“As he approached the gate of the town, a man who had died was being carried out. He was his mother’s only son, and she was a widow… he came forward and touched the bier… And he said, “Young man, I say to you, rise!” The dead man sat up and began to speak, and Jesus gave him to his mother.” (Luke 7:12-15)
A couple of weeks ago I related the idea of “being othered.” Drawing on John Manoussakis’ reflections on phenomenology and J.P. Sartre, we discover the Other, and ourselves, simultaneously when we allow ourselves to be seen by the Other. When we are the ones being discovered, we both discover the Other, as another subject instead of an object of my own little world, and reciprocally I discover myself, held suddenly naked and accountable in the Other’s gaze. “You are, therefore I am.”
This points to the relational character of the Holy Trinity—three persons in relationship, and we find our personhood, our being, in this relationship. Going a little further, as a consequence of the incarnation, every relationship is ultimately a relationship with God. Christ who enfleshed himself with human nature as a particular person has restored all human nature and so everyone, that is, every person, is the face of God. Before we are enfleshed, we are in relationship: relationship with God who calls and creates us, and of course, our own biological parents.
This idea is rich and is illuminated beautifully in the Gospel for this coming Sunday: “young man, I say to you, rise!” The man is dead, and yet Jesus addresses the man as one who is living, and calls him, and gives him.
This man is first, before he is alive, in relationship. There is a certain taste, a certain uniqueness to his ‘isness’ that can never be replaced. This person, this ‘isness’ is in relationship with his Mother—a widow, who would have been totally dependent on him. Their unique relationship cannot be replaced. He is in relationship with the community gathered as a unique person within that community. Most of all, he his is in relationship with God who calls him into being: “young man I say to you, rise!”—and he is given by the one who calls him to his mother.

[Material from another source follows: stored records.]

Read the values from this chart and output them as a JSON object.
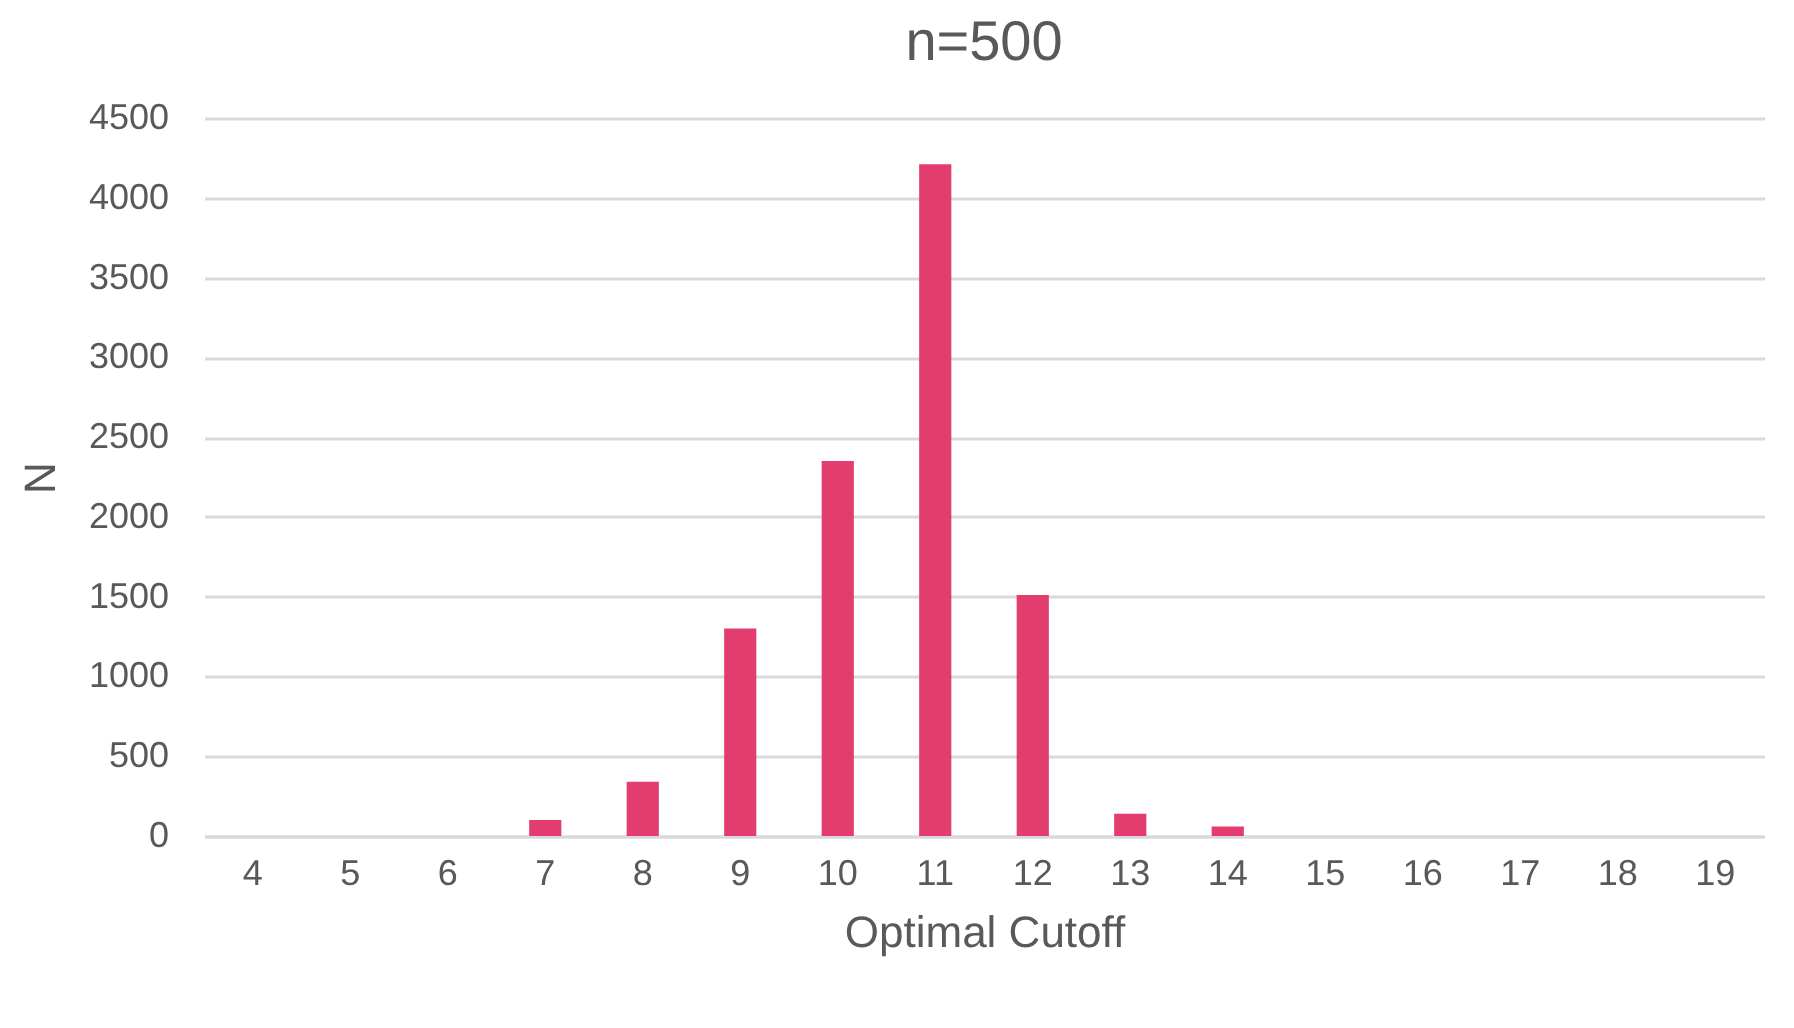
{
  "chart_data": {
    "type": "bar",
    "title": "n=500",
    "xlabel": "Optimal Cutoff",
    "ylabel": "N",
    "categories": [
      "4",
      "5",
      "6",
      "7",
      "8",
      "9",
      "10",
      "11",
      "12",
      "13",
      "14",
      "15",
      "16",
      "17",
      "18",
      "19"
    ],
    "values": [
      0,
      0,
      0,
      100,
      340,
      1300,
      2350,
      4210,
      1510,
      140,
      60,
      0,
      0,
      0,
      0,
      0
    ],
    "color": "#e33d6f",
    "ylim": [
      0,
      4500
    ],
    "yticks": [
      0,
      500,
      1000,
      1500,
      2000,
      2500,
      3000,
      3500,
      4000,
      4500
    ],
    "grid": "y"
  }
}
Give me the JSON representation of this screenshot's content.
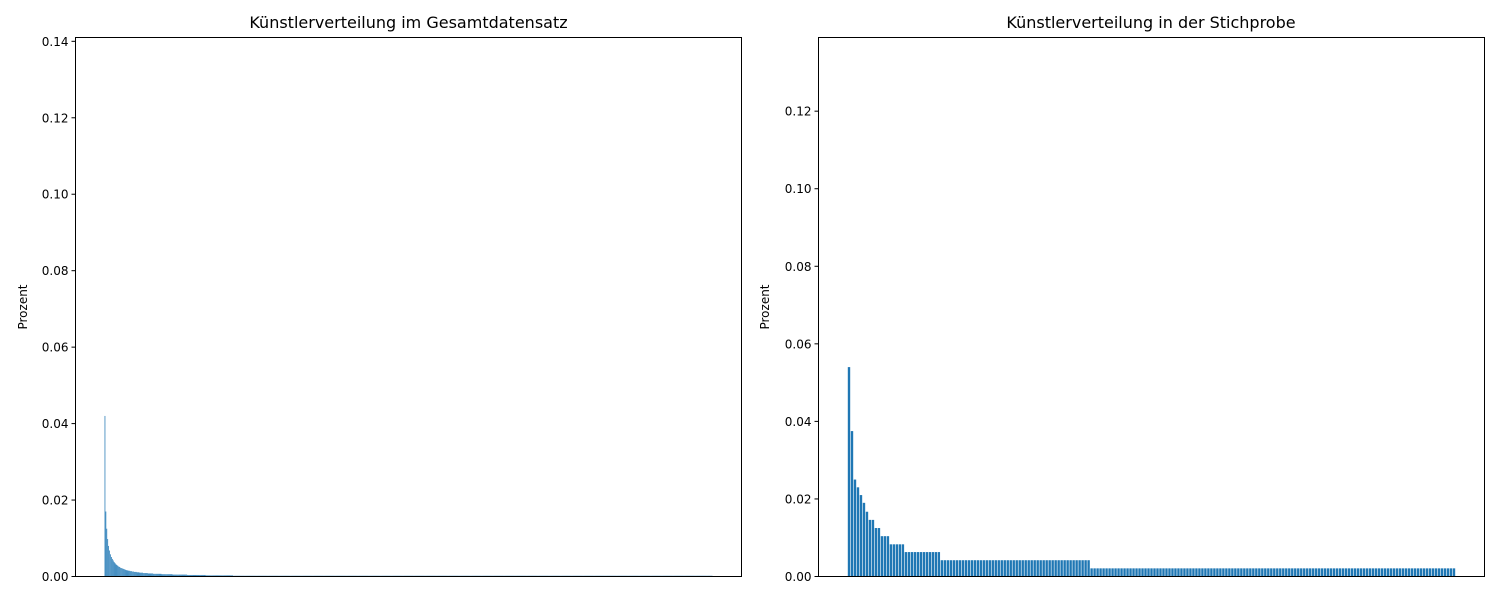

We are relationship, and we are given—called as a person and then given. Our ‘isness,’ the uniqueness, the taste of me, is a pure gift that exists regardless of whether I am living or dead as one in relationship. I exist as one who is called. I already have identity, and that identity is one called into being and given.
Our efforts at being a self-made person are futile, it would seem. Maybe our work is to yield to our givenness, and to become a gift for the other.